Bien que l’enquête ait été résolue, les cousines de Jayce Clovis se disent encore «boulverse». «Tousala pou rest grave dan nou memwar. Li enn dimoun ki nou pa pou kapav blie. Si nou kouzin ti fer sa garson-la kitsoz, nou ti pou dakor ki li donn li de kalot me li pa ti bizin tir so lavi koumsa.» Elles sont d’autant plus affligées de voir leur tante Lydie, qui a de graves problèmes de santé, souffrir de l’absence de son fils. «Get sa mama-la dan ki leta li ete azordi.

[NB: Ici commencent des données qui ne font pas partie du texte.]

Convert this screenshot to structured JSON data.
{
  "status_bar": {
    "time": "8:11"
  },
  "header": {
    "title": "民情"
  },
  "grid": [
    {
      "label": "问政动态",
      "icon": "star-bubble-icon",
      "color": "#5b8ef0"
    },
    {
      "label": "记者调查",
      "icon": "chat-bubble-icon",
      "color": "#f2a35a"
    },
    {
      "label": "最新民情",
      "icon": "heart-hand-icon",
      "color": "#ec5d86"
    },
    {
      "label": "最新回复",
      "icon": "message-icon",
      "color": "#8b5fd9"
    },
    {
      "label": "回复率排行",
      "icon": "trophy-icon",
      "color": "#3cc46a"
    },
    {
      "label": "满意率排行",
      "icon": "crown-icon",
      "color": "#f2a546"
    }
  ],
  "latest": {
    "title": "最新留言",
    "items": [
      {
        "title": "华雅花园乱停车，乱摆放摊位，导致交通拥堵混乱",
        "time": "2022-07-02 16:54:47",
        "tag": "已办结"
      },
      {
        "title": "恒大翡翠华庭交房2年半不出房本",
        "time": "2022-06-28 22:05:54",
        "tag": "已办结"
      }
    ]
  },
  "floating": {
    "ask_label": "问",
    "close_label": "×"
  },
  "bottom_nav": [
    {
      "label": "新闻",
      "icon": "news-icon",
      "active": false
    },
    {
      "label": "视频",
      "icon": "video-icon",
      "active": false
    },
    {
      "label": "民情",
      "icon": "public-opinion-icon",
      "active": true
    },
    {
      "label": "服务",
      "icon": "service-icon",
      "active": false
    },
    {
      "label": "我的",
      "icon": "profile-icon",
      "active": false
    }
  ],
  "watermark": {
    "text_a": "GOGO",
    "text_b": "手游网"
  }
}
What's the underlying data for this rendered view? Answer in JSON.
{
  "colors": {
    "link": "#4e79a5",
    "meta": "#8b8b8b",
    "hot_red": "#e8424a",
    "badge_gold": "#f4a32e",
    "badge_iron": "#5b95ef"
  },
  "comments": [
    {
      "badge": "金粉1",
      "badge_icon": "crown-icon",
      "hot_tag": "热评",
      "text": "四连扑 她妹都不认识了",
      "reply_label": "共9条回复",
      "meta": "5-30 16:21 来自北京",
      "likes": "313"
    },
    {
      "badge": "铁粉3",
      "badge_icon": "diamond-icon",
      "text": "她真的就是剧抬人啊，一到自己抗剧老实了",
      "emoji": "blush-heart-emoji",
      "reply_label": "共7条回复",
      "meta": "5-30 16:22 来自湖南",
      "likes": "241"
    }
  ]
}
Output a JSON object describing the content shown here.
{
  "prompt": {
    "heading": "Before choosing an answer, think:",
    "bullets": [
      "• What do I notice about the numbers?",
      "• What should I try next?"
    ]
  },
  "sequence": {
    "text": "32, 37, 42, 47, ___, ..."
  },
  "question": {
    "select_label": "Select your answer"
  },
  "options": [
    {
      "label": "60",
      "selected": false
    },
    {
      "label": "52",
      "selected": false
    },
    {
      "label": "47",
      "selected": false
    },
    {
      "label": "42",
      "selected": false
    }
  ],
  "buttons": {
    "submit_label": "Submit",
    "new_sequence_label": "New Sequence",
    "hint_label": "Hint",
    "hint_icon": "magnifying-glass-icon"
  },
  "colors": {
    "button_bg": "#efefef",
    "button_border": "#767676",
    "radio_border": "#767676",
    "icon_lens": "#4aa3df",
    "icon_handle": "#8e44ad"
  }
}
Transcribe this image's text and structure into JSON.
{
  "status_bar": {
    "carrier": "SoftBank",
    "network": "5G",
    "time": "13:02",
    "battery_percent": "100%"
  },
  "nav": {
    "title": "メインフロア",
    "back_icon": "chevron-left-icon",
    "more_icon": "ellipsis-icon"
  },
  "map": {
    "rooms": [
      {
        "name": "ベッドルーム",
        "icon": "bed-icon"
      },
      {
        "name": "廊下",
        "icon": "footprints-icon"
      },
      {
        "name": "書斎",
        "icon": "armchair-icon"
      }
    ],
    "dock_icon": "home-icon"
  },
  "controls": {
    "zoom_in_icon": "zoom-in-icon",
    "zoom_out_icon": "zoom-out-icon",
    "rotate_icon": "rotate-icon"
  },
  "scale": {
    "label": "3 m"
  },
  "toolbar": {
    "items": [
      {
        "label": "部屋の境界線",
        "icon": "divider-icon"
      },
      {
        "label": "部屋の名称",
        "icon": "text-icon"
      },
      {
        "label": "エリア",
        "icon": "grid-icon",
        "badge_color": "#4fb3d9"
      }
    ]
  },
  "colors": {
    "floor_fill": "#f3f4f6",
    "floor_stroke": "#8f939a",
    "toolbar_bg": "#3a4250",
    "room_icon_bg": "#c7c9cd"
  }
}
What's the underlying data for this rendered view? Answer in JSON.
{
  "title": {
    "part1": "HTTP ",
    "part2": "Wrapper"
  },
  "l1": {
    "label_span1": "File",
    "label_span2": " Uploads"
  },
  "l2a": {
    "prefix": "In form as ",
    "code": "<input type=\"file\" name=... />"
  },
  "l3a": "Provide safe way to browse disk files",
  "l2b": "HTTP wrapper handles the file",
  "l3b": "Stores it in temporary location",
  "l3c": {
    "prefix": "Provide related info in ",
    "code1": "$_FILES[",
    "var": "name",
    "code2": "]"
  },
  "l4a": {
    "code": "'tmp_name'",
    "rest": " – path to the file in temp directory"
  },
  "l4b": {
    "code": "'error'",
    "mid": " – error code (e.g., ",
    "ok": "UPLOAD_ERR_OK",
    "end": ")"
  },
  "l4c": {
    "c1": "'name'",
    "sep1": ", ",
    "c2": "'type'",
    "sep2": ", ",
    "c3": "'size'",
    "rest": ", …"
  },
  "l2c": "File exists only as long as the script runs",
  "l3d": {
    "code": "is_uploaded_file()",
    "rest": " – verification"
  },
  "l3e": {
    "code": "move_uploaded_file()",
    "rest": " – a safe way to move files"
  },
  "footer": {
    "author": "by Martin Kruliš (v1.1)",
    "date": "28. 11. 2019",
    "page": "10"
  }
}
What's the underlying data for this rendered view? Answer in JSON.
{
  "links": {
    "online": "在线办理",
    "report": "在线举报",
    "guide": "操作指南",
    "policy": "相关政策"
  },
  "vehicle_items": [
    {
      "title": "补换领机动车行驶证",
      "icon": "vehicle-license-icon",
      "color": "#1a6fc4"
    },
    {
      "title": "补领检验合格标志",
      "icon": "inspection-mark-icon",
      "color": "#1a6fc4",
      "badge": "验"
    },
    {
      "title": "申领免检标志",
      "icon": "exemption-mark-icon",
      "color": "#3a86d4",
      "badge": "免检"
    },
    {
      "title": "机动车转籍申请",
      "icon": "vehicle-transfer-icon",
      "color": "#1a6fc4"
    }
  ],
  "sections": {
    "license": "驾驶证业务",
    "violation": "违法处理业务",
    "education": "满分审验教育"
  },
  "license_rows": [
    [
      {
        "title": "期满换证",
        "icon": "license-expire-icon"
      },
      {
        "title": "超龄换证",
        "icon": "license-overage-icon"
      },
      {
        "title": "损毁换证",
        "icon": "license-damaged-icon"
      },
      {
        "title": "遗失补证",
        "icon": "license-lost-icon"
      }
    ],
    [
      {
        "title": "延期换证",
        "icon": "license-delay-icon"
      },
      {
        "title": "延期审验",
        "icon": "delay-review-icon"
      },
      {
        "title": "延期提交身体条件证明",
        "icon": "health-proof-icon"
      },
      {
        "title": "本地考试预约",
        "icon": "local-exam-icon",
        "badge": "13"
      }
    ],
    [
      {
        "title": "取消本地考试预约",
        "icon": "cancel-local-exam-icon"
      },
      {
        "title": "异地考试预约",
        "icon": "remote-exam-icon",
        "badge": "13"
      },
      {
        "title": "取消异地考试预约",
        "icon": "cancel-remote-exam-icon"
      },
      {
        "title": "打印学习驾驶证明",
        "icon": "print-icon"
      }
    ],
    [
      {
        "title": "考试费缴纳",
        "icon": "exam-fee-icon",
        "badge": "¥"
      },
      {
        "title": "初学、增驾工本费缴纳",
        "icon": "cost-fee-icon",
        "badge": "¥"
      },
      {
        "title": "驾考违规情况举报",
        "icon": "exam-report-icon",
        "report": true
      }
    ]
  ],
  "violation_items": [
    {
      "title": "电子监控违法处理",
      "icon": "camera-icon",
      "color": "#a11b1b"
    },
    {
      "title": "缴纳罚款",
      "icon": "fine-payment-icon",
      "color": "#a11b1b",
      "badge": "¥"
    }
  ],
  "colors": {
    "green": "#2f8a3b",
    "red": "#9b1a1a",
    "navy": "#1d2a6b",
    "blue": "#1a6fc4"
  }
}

Li ti deza malad, me kan linn aprann kinn ariv so garson linn pli pa bien. Li pale manze, li ress strese, toulezour li rod so garson. Dan plas mama kriminel-la pe fer ipokrit, pe plore, li ti bizin pran enn avion vinn gete dan ki leta sa mama-la ete, lerla li ti ava konpran ki apel soufrans. Li li pann perdi so zanfan. Se nou kinn perdi enn manb nou lafamiy. Ziska nou rant dan nou serkey nou pa pou pardonn zot. Nou pa pou kapav aksepte seki finn pase parski Jayce ti enn garson trankil».

 

Elles poursuivent, indignées : «Sa madam-la pe dir ki so zanfan ena problem sikolozik. Si li ti malad, li ti bizin met li dan mantal ou amenn li dan so pei pou li kapav vey lor li. Se pa kan so piti inn fini pran dimoun ki nou kontan, lerla ki pou rod fer nou krwar ki zanfan-la fou. Nanie pa exkiz seki linn fer. Li dir li pe soufer pou so zanfan, me eski li kone ki nou pe viv ? So garson ankor vivan, alor ki nou, sel zafer nou pou gagne, se enn bout lezo.»

 

Émues, Jannick, Cherianne et Sabrina poursuivent leur récit : «Nou pa fini mazine si nou kouzin ti la, nou ti pou koze, riye, badine, sorti ansam, al manze. Il avait une grande joie de vivre. Li ti kontan amize, danse, al naze, al lapes, pass so letan laplaz.» Elles regrettent tant qu’il n’ait pas été en mesure de réaliser ses nombreux rêves et projets. «Li pa ti pe fini dir nou ki li anvi aste so loto, mont so lakaz.» Elles ont ainsi tenu à lancer un appel aux autorités pour que «sa kriminel-la pirz so santans dan Moris mem ek gagn enn santans sever. Enn dimoun kouma li merit fini so lavi dan prizon». Toute la famille attend désormais que les ossements de Jayce Clovis lui soient remis pour qu’elle puisse lui organiser une belle cérémonie et peut-être, enfin, faire son deuil.